NAND Flash prices dampen amid swell of inventory and supply growth
Spot prices of NAND Flash were dampened amid the fresh stock release from Samsung and Hynix as well as the month-end inventory clearance pressure among industry players. Chips in 16Gb, 8Gb and 1Gb densities lead the fall and reported an average of over 10% sequential drop on a week-on-week basis.

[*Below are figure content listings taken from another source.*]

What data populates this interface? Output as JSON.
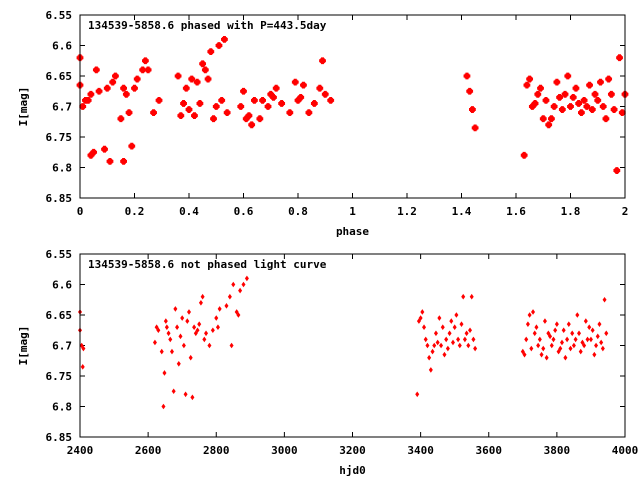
{
  "chart_data": [
    {
      "type": "scatter",
      "title": "134539-5858.6 phased with P=443.5day",
      "xlabel": "phase",
      "ylabel": "I[mag]",
      "xlim": [
        0,
        2
      ],
      "ylim": [
        6.55,
        6.85
      ],
      "y_inverted": true,
      "x_ticks": [
        0,
        0.2,
        0.4,
        0.6,
        0.8,
        1,
        1.2,
        1.4,
        1.6,
        1.8,
        2
      ],
      "x_tick_labels": [
        "0",
        "0.2",
        "0.4",
        "0.6",
        "0.8",
        "1",
        "1.2",
        "1.4",
        "1.6",
        "1.8",
        "2"
      ],
      "y_ticks": [
        6.55,
        6.6,
        6.65,
        6.7,
        6.75,
        6.8,
        6.85
      ],
      "y_tick_labels": [
        "6.55",
        "6.6",
        "6.65",
        "6.7",
        "6.75",
        "6.8",
        "6.85"
      ],
      "marker": "star",
      "color": "#ff0000",
      "points": [
        [
          0.0,
          6.62
        ],
        [
          0.0,
          6.665
        ],
        [
          0.01,
          6.7
        ],
        [
          0.02,
          6.69
        ],
        [
          0.03,
          6.69
        ],
        [
          0.04,
          6.78
        ],
        [
          0.05,
          6.775
        ],
        [
          0.04,
          6.68
        ],
        [
          0.06,
          6.64
        ],
        [
          0.07,
          6.675
        ],
        [
          0.09,
          6.77
        ],
        [
          0.1,
          6.67
        ],
        [
          0.11,
          6.79
        ],
        [
          0.12,
          6.66
        ],
        [
          0.13,
          6.65
        ],
        [
          0.15,
          6.72
        ],
        [
          0.16,
          6.79
        ],
        [
          0.16,
          6.67
        ],
        [
          0.17,
          6.68
        ],
        [
          0.18,
          6.71
        ],
        [
          0.19,
          6.765
        ],
        [
          0.2,
          6.67
        ],
        [
          0.21,
          6.655
        ],
        [
          0.23,
          6.64
        ],
        [
          0.24,
          6.625
        ],
        [
          0.25,
          6.64
        ],
        [
          0.27,
          6.71
        ],
        [
          0.29,
          6.69
        ],
        [
          0.36,
          6.65
        ],
        [
          0.37,
          6.715
        ],
        [
          0.38,
          6.695
        ],
        [
          0.39,
          6.67
        ],
        [
          0.4,
          6.705
        ],
        [
          0.41,
          6.655
        ],
        [
          0.42,
          6.715
        ],
        [
          0.43,
          6.66
        ],
        [
          0.44,
          6.695
        ],
        [
          0.45,
          6.63
        ],
        [
          0.46,
          6.64
        ],
        [
          0.47,
          6.655
        ],
        [
          0.48,
          6.61
        ],
        [
          0.49,
          6.72
        ],
        [
          0.5,
          6.7
        ],
        [
          0.51,
          6.6
        ],
        [
          0.52,
          6.69
        ],
        [
          0.53,
          6.59
        ],
        [
          0.54,
          6.71
        ],
        [
          0.59,
          6.7
        ],
        [
          0.6,
          6.675
        ],
        [
          0.61,
          6.72
        ],
        [
          0.62,
          6.715
        ],
        [
          0.63,
          6.73
        ],
        [
          0.64,
          6.69
        ],
        [
          0.66,
          6.72
        ],
        [
          0.67,
          6.69
        ],
        [
          0.69,
          6.7
        ],
        [
          0.7,
          6.68
        ],
        [
          0.71,
          6.685
        ],
        [
          0.72,
          6.67
        ],
        [
          0.74,
          6.695
        ],
        [
          0.77,
          6.71
        ],
        [
          0.79,
          6.66
        ],
        [
          0.8,
          6.69
        ],
        [
          0.81,
          6.685
        ],
        [
          0.82,
          6.665
        ],
        [
          0.84,
          6.71
        ],
        [
          0.86,
          6.695
        ],
        [
          0.88,
          6.67
        ],
        [
          0.89,
          6.625
        ],
        [
          0.9,
          6.68
        ],
        [
          0.92,
          6.69
        ],
        [
          1.42,
          6.65
        ],
        [
          1.43,
          6.675
        ],
        [
          1.44,
          6.705
        ],
        [
          1.45,
          6.735
        ],
        [
          1.63,
          6.78
        ],
        [
          1.64,
          6.665
        ],
        [
          1.65,
          6.655
        ],
        [
          1.66,
          6.7
        ],
        [
          1.67,
          6.695
        ],
        [
          1.68,
          6.68
        ],
        [
          1.69,
          6.67
        ],
        [
          1.7,
          6.72
        ],
        [
          1.71,
          6.69
        ],
        [
          1.72,
          6.73
        ],
        [
          1.73,
          6.72
        ],
        [
          1.74,
          6.7
        ],
        [
          1.75,
          6.66
        ],
        [
          1.76,
          6.685
        ],
        [
          1.77,
          6.705
        ],
        [
          1.78,
          6.68
        ],
        [
          1.79,
          6.65
        ],
        [
          1.8,
          6.7
        ],
        [
          1.81,
          6.685
        ],
        [
          1.82,
          6.67
        ],
        [
          1.83,
          6.695
        ],
        [
          1.84,
          6.71
        ],
        [
          1.85,
          6.69
        ],
        [
          1.86,
          6.7
        ],
        [
          1.87,
          6.665
        ],
        [
          1.88,
          6.705
        ],
        [
          1.89,
          6.68
        ],
        [
          1.9,
          6.69
        ],
        [
          1.91,
          6.66
        ],
        [
          1.92,
          6.7
        ],
        [
          1.93,
          6.72
        ],
        [
          1.94,
          6.655
        ],
        [
          1.95,
          6.68
        ],
        [
          1.96,
          6.705
        ],
        [
          1.97,
          6.805
        ],
        [
          1.98,
          6.62
        ],
        [
          1.99,
          6.71
        ],
        [
          2.0,
          6.68
        ]
      ]
    },
    {
      "type": "scatter",
      "title": "134539-5858.6 not phased light curve",
      "xlabel": "hjd0",
      "ylabel": "I[mag]",
      "xlim": [
        2400,
        4000
      ],
      "ylim": [
        6.55,
        6.85
      ],
      "y_inverted": true,
      "x_ticks": [
        2400,
        2600,
        2800,
        3000,
        3200,
        3400,
        3600,
        3800,
        4000
      ],
      "x_tick_labels": [
        "2400",
        "2600",
        "2800",
        "3000",
        "3200",
        "3400",
        "3600",
        "3800",
        "4000"
      ],
      "y_ticks": [
        6.55,
        6.6,
        6.65,
        6.7,
        6.75,
        6.8,
        6.85
      ],
      "y_tick_labels": [
        "6.55",
        "6.6",
        "6.65",
        "6.7",
        "6.75",
        "6.8",
        "6.85"
      ],
      "marker": "diamond",
      "color": "#ff0000",
      "points": [
        [
          2400,
          6.645
        ],
        [
          2400,
          6.675
        ],
        [
          2405,
          6.7
        ],
        [
          2408,
          6.735
        ],
        [
          2410,
          6.705
        ],
        [
          2620,
          6.695
        ],
        [
          2625,
          6.67
        ],
        [
          2630,
          6.675
        ],
        [
          2640,
          6.71
        ],
        [
          2645,
          6.8
        ],
        [
          2648,
          6.745
        ],
        [
          2652,
          6.66
        ],
        [
          2655,
          6.67
        ],
        [
          2660,
          6.68
        ],
        [
          2665,
          6.69
        ],
        [
          2670,
          6.71
        ],
        [
          2675,
          6.775
        ],
        [
          2680,
          6.64
        ],
        [
          2685,
          6.67
        ],
        [
          2690,
          6.73
        ],
        [
          2695,
          6.685
        ],
        [
          2700,
          6.655
        ],
        [
          2705,
          6.7
        ],
        [
          2710,
          6.78
        ],
        [
          2715,
          6.66
        ],
        [
          2720,
          6.645
        ],
        [
          2725,
          6.72
        ],
        [
          2730,
          6.785
        ],
        [
          2735,
          6.67
        ],
        [
          2740,
          6.68
        ],
        [
          2745,
          6.675
        ],
        [
          2750,
          6.665
        ],
        [
          2755,
          6.63
        ],
        [
          2760,
          6.62
        ],
        [
          2765,
          6.69
        ],
        [
          2770,
          6.68
        ],
        [
          2780,
          6.7
        ],
        [
          2790,
          6.675
        ],
        [
          2800,
          6.655
        ],
        [
          2805,
          6.67
        ],
        [
          2810,
          6.64
        ],
        [
          2830,
          6.635
        ],
        [
          2840,
          6.62
        ],
        [
          2845,
          6.7
        ],
        [
          2850,
          6.6
        ],
        [
          2860,
          6.645
        ],
        [
          2865,
          6.65
        ],
        [
          2870,
          6.61
        ],
        [
          2880,
          6.6
        ],
        [
          2890,
          6.59
        ],
        [
          3390,
          6.78
        ],
        [
          3395,
          6.66
        ],
        [
          3400,
          6.655
        ],
        [
          3405,
          6.645
        ],
        [
          3410,
          6.67
        ],
        [
          3415,
          6.69
        ],
        [
          3420,
          6.7
        ],
        [
          3425,
          6.72
        ],
        [
          3430,
          6.74
        ],
        [
          3435,
          6.71
        ],
        [
          3440,
          6.7
        ],
        [
          3445,
          6.68
        ],
        [
          3450,
          6.695
        ],
        [
          3455,
          6.655
        ],
        [
          3460,
          6.7
        ],
        [
          3465,
          6.67
        ],
        [
          3470,
          6.715
        ],
        [
          3475,
          6.69
        ],
        [
          3480,
          6.705
        ],
        [
          3485,
          6.68
        ],
        [
          3490,
          6.66
        ],
        [
          3495,
          6.695
        ],
        [
          3500,
          6.67
        ],
        [
          3505,
          6.65
        ],
        [
          3510,
          6.69
        ],
        [
          3515,
          6.7
        ],
        [
          3520,
          6.665
        ],
        [
          3525,
          6.62
        ],
        [
          3530,
          6.69
        ],
        [
          3535,
          6.68
        ],
        [
          3540,
          6.7
        ],
        [
          3545,
          6.675
        ],
        [
          3550,
          6.62
        ],
        [
          3555,
          6.69
        ],
        [
          3560,
          6.705
        ],
        [
          3700,
          6.71
        ],
        [
          3705,
          6.715
        ],
        [
          3710,
          6.69
        ],
        [
          3715,
          6.665
        ],
        [
          3720,
          6.65
        ],
        [
          3725,
          6.705
        ],
        [
          3730,
          6.645
        ],
        [
          3735,
          6.68
        ],
        [
          3740,
          6.67
        ],
        [
          3745,
          6.7
        ],
        [
          3750,
          6.69
        ],
        [
          3755,
          6.715
        ],
        [
          3760,
          6.705
        ],
        [
          3765,
          6.66
        ],
        [
          3770,
          6.72
        ],
        [
          3775,
          6.68
        ],
        [
          3780,
          6.685
        ],
        [
          3785,
          6.7
        ],
        [
          3790,
          6.69
        ],
        [
          3795,
          6.675
        ],
        [
          3800,
          6.665
        ],
        [
          3805,
          6.71
        ],
        [
          3810,
          6.705
        ],
        [
          3815,
          6.695
        ],
        [
          3820,
          6.675
        ],
        [
          3825,
          6.72
        ],
        [
          3830,
          6.69
        ],
        [
          3835,
          6.665
        ],
        [
          3840,
          6.705
        ],
        [
          3845,
          6.68
        ],
        [
          3850,
          6.7
        ],
        [
          3855,
          6.69
        ],
        [
          3860,
          6.65
        ],
        [
          3865,
          6.68
        ],
        [
          3870,
          6.71
        ],
        [
          3875,
          6.695
        ],
        [
          3880,
          6.7
        ],
        [
          3885,
          6.66
        ],
        [
          3890,
          6.69
        ],
        [
          3895,
          6.67
        ],
        [
          3900,
          6.69
        ],
        [
          3905,
          6.675
        ],
        [
          3910,
          6.715
        ],
        [
          3915,
          6.7
        ],
        [
          3920,
          6.685
        ],
        [
          3925,
          6.665
        ],
        [
          3930,
          6.695
        ],
        [
          3935,
          6.705
        ],
        [
          3940,
          6.625
        ],
        [
          3945,
          6.68
        ]
      ]
    }
  ]
}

After holding its stock release for three weeks' long, Samsung resumes its supply last week while Hynix also follows its routine to supply stocks for Asia Pacific customers in the fourth week of each month. Since demand does not trend as expected, downstream players still hold inventory despite Samsung attempted to stimulate demand via temporally holding its supply to specific regions before. The month-end pressure further aggravates the situation with swell of stocks, overall pricing were dragged downward. Price fall of the listed chips was far higher than the rate we report in June.
Kingston founder David Sun mentioned at a recent PTI investors conference that NAND Flash price correction is normal as NAND Flash chips are widely adopted by consumer electronics. This sentiment echoes the historical price trend in the past year - price only picked up when Apple's iPod nano and shuffle created hot sales during 2H05 amid the tighten supply.
DRAMeXchange believes the lack of clear demand growth catalyst over the coming two weeks does not offer any ingredient for price growth. Prices will only stabilize if suppliers adopt a cautious measure on stock releasing strategy. Meaningful NAND Flash spot price growth will only emerge unless a killer application arrives.

Conroe waves goodbye to P4; AMD-ATI acquisition raises eyebrows
Big names dominate the media recently with Intel debuts its new Core 2 Duo CPU line while rival AMD shocked the market by acquiring ATI.
Intel unveiled its new Core 2 Duo DT lineup, Conroe, last week and marks the official migration from the Pentium 4 era. Conroe not only promises enhanced performance but also a 40% reduction in power consumption. Fabricated on 65nm, the shrink of die size in compare with 90nm-made P4 CPU lineup implies lower cost and the anticipated faster acceptance among mainstream consumers. Intel plans to ship a million of Conroe CPUs in ten weeks, versus than a year's time for the company to deliver the same amount of P4 CPUs.
The five Core 2 Duo CPU versions cover the high-end version that priced at US$999 and comes with a 2.93GHz CPU, 1066MHz FSB and 4MB cache while the US$183 one is target for the mainstream segment with a 1.8GHz CPU, same FSB speed and half density of cache than the high-end model.
On the sideline of the new Intel CPU era, the long-circulated rumors about the pact of AMD and ATI finally materialized last week. The two chipmakers announced the win-win consolidation and the comprehensive product lineup of these two giants should benefit consumers with no doubt. AMD will rise as the chipmaker that offers a complete product lineup that covers CPU, graphics chips and chipsets among peers.
This acquisition enables AMD to enjoy ATI's strength in digital home and game console applications while ATI could extend its graphics chips and chipsets coverage to the growing server and workstations development of AMD.
The acquisition is slated to complete in 4Q06 and the new entity will debut its new product lineup in 2007. ATI stated that the first product that hits the market will be a NB solution that builds on ATI's power-saving technology and the new entity is also preparing to roll out a co-developed CPU after 2008. When referring to ATI's current solutions for Intel's northbridge chipset, ATI highlighted that all present product lineups' roadmap will remain static and the company will continue supporting Intel's chipset.